2. Reputación mellada. A mi me da vergüenza ajena. Personas como yo dirán que qué pena cómo alguien como tú también cayo en esa desgracia.
3. Te sentirás más fracasado aún y mucho más retrasado en tu progreso personal una vez que te des cuenta que todo ese mundo maravilloso se derrumba ante ti. Y, obviamente, terminarás más misio que como empezaste!

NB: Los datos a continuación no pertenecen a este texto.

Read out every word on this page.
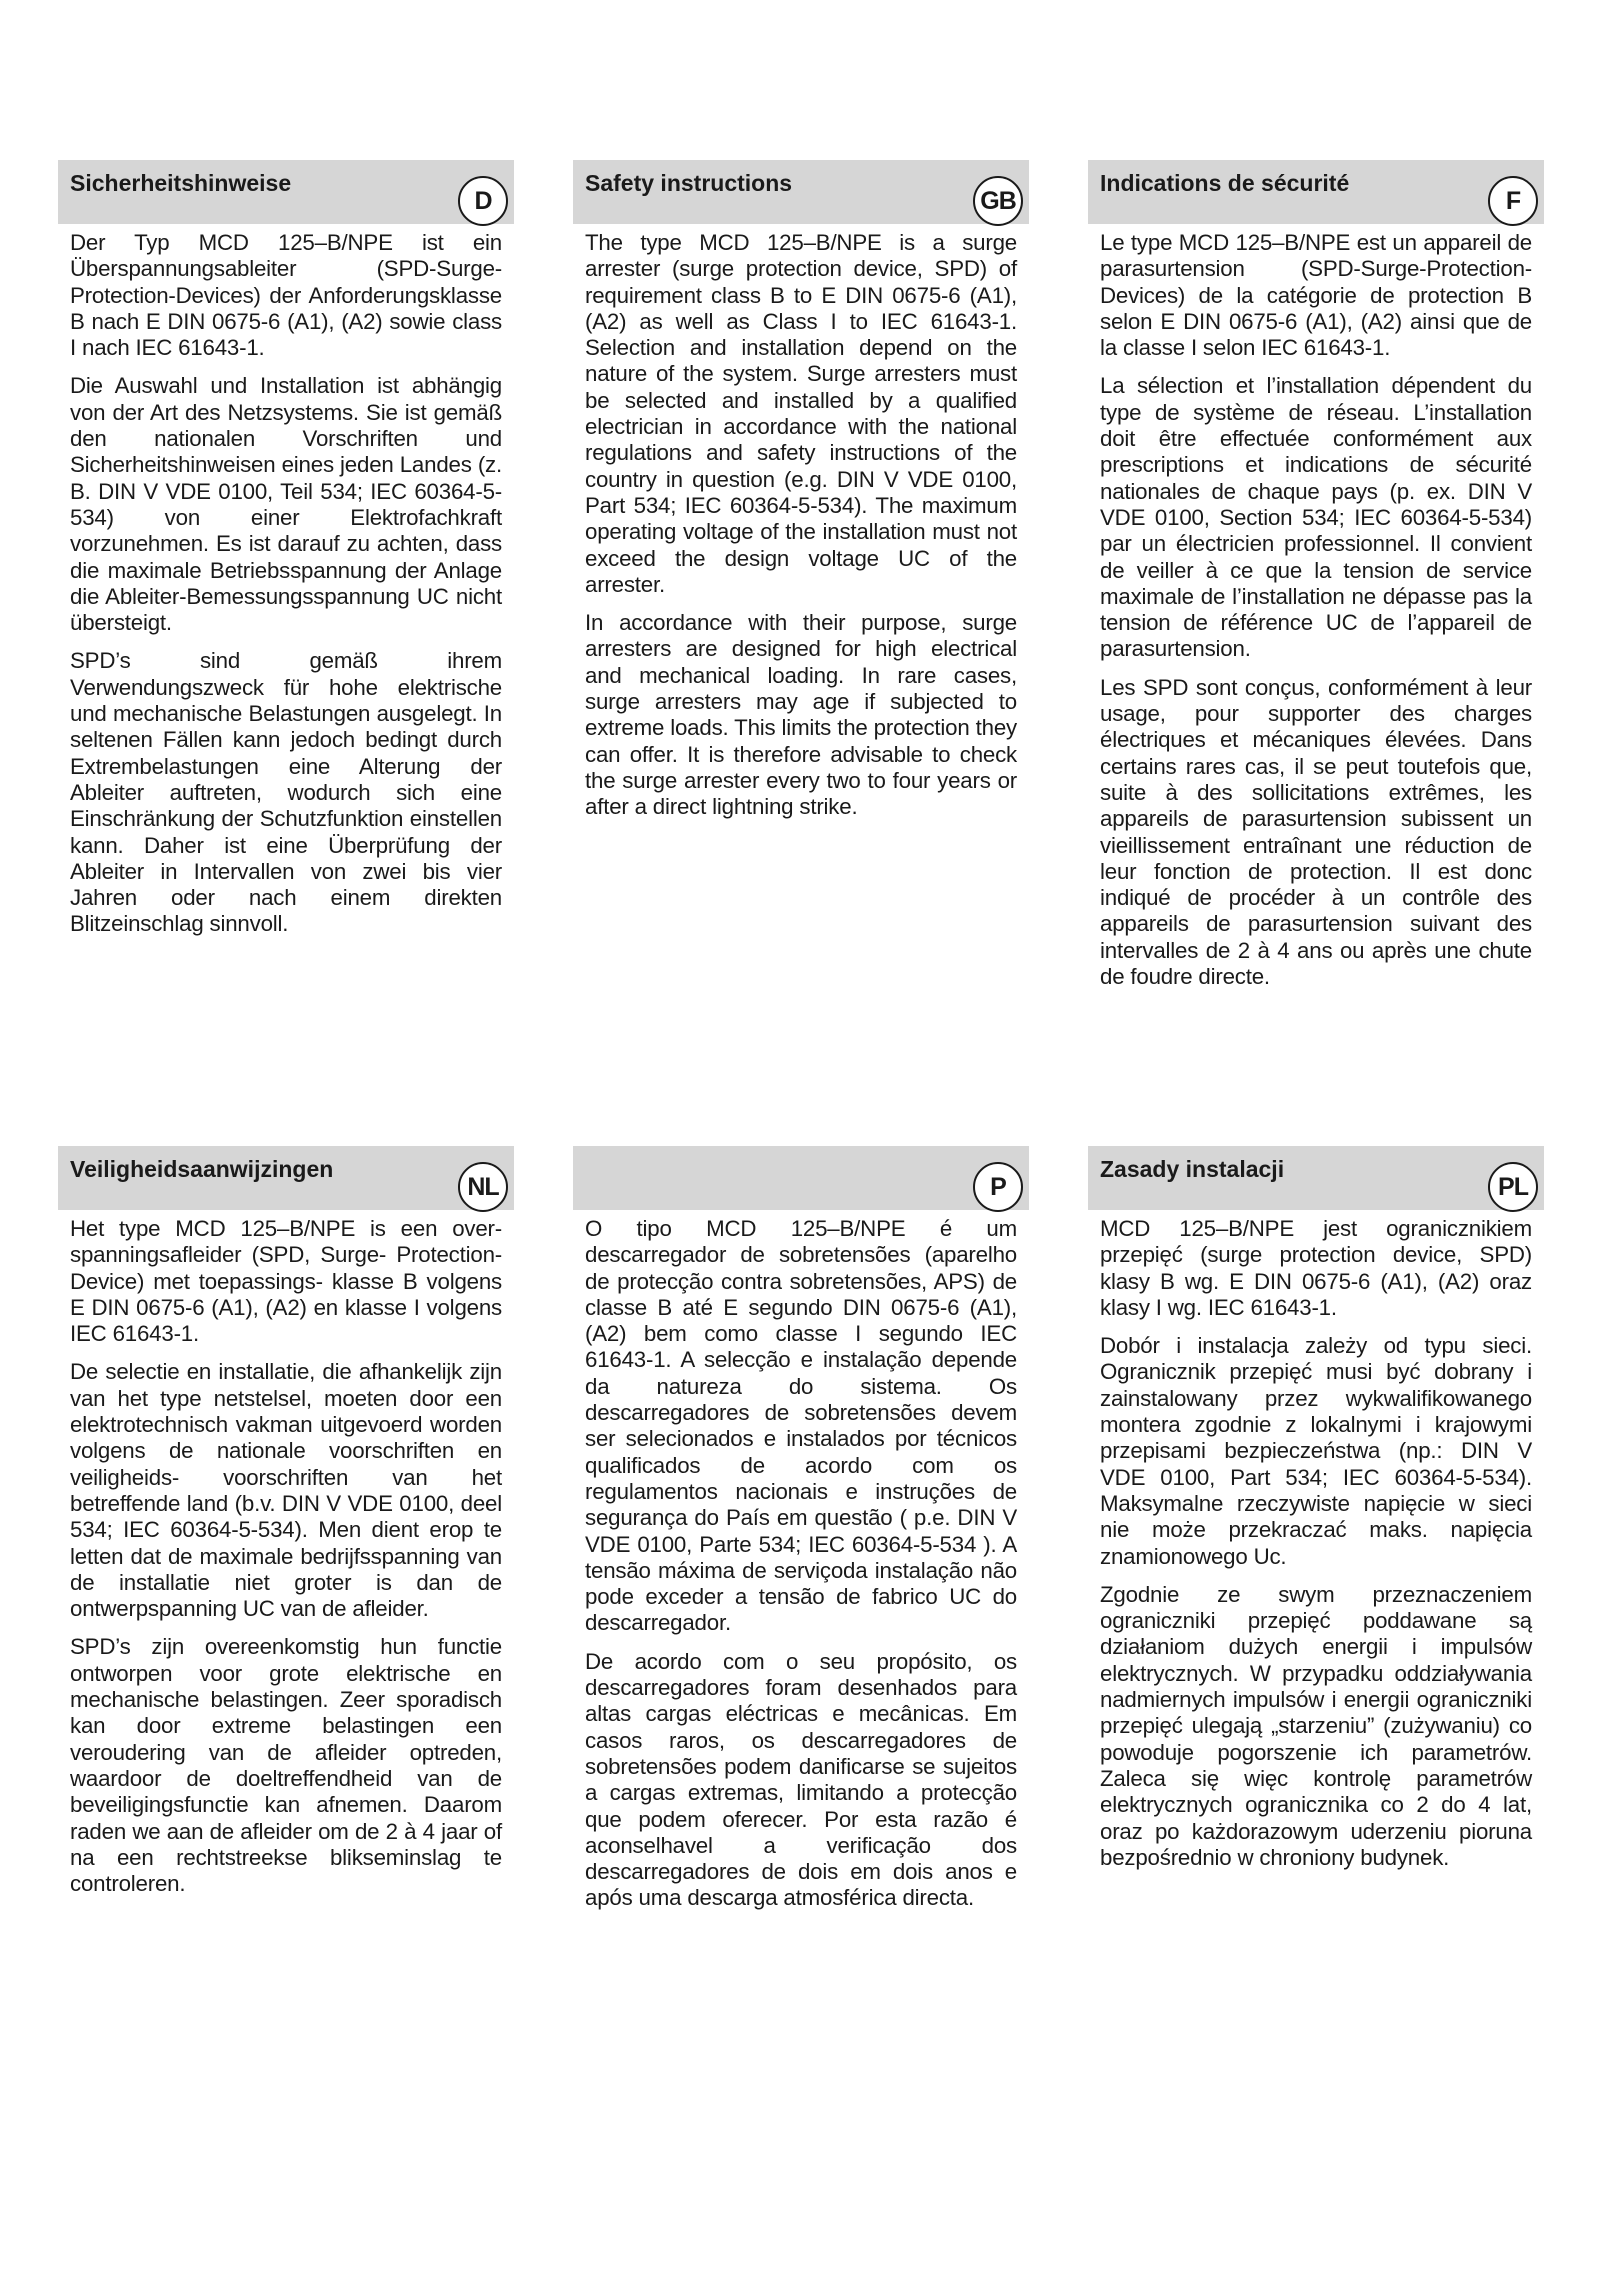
Sicherheitshinweise
D

Der Typ MCD 125–B/NPE ist ein Überspannungsableiter (SPD-Surge-Protection-Devices) der Anforderungsklasse B nach E DIN 0675-6 (A1), (A2) sowie class I nach IEC 61643-1.

Die Auswahl und Installation ist abhängig von der Art des Netzsystems. Sie ist gemäß den nationalen Vorschriften und Sicherheitshinweisen eines jeden Landes (z. B. DIN V VDE 0100, Teil 534; IEC 60364-5-534) von einer Elektrofachkraft vorzunehmen. Es ist darauf zu achten, dass die maximale Betriebsspannung der Anlage die Ableiter-Bemessungsspannung UC nicht übersteigt.

SPD’s sind gemäß ihrem Verwendungszweck für hohe elektrische und mechanische Belastungen ausgelegt. In seltenen Fällen kann jedoch bedingt durch Extrembelastungen eine Alterung der Ableiter auftreten, wodurch sich eine Einschränkung der Schutzfunktion einstellen kann. Daher ist eine Überprüfung der Ableiter in Intervallen von zwei bis vier Jahren oder nach einem direkten Blitzeinschlag sinnvoll.

Safety instructions
GB

The type MCD 125–B/NPE is a surge arrester (surge protection device, SPD) of requirement class B to E DIN 0675-6 (A1), (A2) as well as Class I to IEC 61643-1. Selection and installation depend on the nature of the system. Surge arresters must be selected and installed by a qualified electrician in accordance with the national regulations and safety instructions of the country in question (e.g. DIN V VDE 0100, Part 534; IEC 60364-5-534). The maximum operating voltage of the installation must not exceed the design voltage UC of the arrester.

In accordance with their purpose, surge arresters are designed for high electrical and mechanical loading. In rare cases, surge arresters may age if subjected to extreme loads. This limits the protection they can offer. It is therefore advisable to check the surge arrester every two to four years or after a direct lightning strike.

Indications de sécurité
F

Le type MCD 125–B/NPE est un appareil de parasurtension (SPD-Surge-Protection-Devices) de la catégorie de protection B selon E DIN 0675-6 (A1), (A2) ainsi que de la classe I selon IEC 61643-1.

La sélection et l’installation dépendent du type de système de réseau. L’installation doit être effectuée conformément aux prescriptions et indications de sécurité nationales de chaque pays (p. ex. DIN V VDE 0100, Section 534; IEC 60364-5-534) par un électricien professionnel. Il convient de veiller à ce que la tension de service maximale de l’installation ne dépasse pas la tension de référence UC de l’appareil de parasurtension.

Les SPD sont conçus, conformément à leur usage, pour supporter des charges électriques et mécaniques élevées. Dans certains rares cas, il se peut toutefois que, suite à des sollicitations extrêmes, les appareils de parasurtension subissent un vieillissement entraînant une réduction de leur fonction de protection. Il est donc indiqué de procéder à un contrôle des appareils de parasurtension suivant des intervalles de 2 à 4 ans ou après une chute de foudre directe.

Veiligheidsaanwijzingen
NL

Het type MCD 125–B/NPE is een over- spanningsafleider (SPD, Surge- Protection-Device) met toepassings- klasse B volgens E DIN 0675-6 (A1), (A2) en klasse I volgens IEC 61643-1.

De selectie en installatie, die afhankelijk zijn van het type netstelsel, moeten door een elektrotechnisch vakman uitgevoerd worden volgens de nationale voorschriften en veiligheids- voorschriften van het betreffende land (b.v. DIN V VDE 0100, deel 534; IEC 60364-5-534). Men dient erop te letten dat de maximale bedrijfsspanning van de installatie niet groter is dan de ontwerpspanning UC van de afleider.

SPD’s zijn overeenkomstig hun functie ontworpen voor grote elektrische en mechanische belastingen. Zeer sporadisch kan door extreme belastingen een veroudering van de afleider optreden, waardoor de doeltreffendheid van de beveiligingsfunctie kan afnemen. Daarom raden we aan de afleider om de 2 à 4 jaar of na een rechtstreekse blikseminslag te controleren.

P

O tipo MCD 125–B/NPE é um descarregador de sobretensões (aparelho de protecção contra sobretensões, APS) de classe B até E segundo DIN 0675-6 (A1), (A2) bem como classe I segundo IEC 61643-1. A selecção e instalação depende da natureza do sistema. Os descarregadores de sobretensões devem ser selecionados e instalados por técnicos qualificados de acordo com os regulamentos nacionais e instruções de segurança do País em questão ( p.e. DIN V VDE 0100, Parte 534; IEC 60364-5-534 ). A tensão máxima de serviçoda instalação não pode exceder a tensão de fabrico UC do descarregador.

De acordo com o seu propósito, os descarregadores foram desenhados para altas cargas eléctricas e mecânicas. Em casos raros, os descarregadores de sobretensões podem danificarse se sujeitos a cargas extremas, limitando a protecção que podem oferecer. Por esta razão é aconselhavel a verificação dos descarregadores de dois em dois anos e após uma descarga atmosférica directa.

Zasady instalacji
PL

MCD 125–B/NPE jest ogranicznikiem przepięć (surge protection device, SPD) klasy B wg. E DIN 0675-6 (A1), (A2) oraz klasy I wg. IEC 61643-1.

Dobór i instalacja zależy od typu sieci. Ogranicznik przepięć musi być dobrany i zainstalowany przez wykwalifikowanego montera zgodnie z lokalnymi i krajowymi przepisami bezpieczeństwa (np.: DIN V VDE 0100, Part 534; IEC 60364-5-534). Maksymalne rzeczywiste napięcie w sieci nie może przekraczać maks. napięcia znamionowego Uc.

Zgodnie ze swym przeznaczeniem ograniczniki przepięć poddawane są działaniom dużych energii i impulsów elektrycznych. W przypadku oddziaływania nadmiernych impulsów i energii ograniczniki przepięć ulegają „starzeniu” (zużywaniu) co powoduje pogorszenie ich parametrów. Zaleca się więc kontrolę parametrów elektrycznych ogranicznika co 2 do 4 lat, oraz po każdorazowym uderzeniu pioruna bezpośrednio w chroniony budynek.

Expuesto esto, sólo me queda recomendarte que nunca, repito: NUNCA, caigas en una de las sectas. Si luego de leer esto sigues pensando que es la oportunidad perfecta para tu éxito, allá tú. Recuerda siempre que no importa cómo te lo pongan, no es en absoluto ningún “negocio propio”.
Pd. La cadena Starbucks Cafe de Lima es uno de los focos infecciosos mas críticos. Si te sientes vulnerable de ser encandilado por sus zombis y no puedes resistirte a sentarte allí a disfrutar un buen café, no vayas solo!!!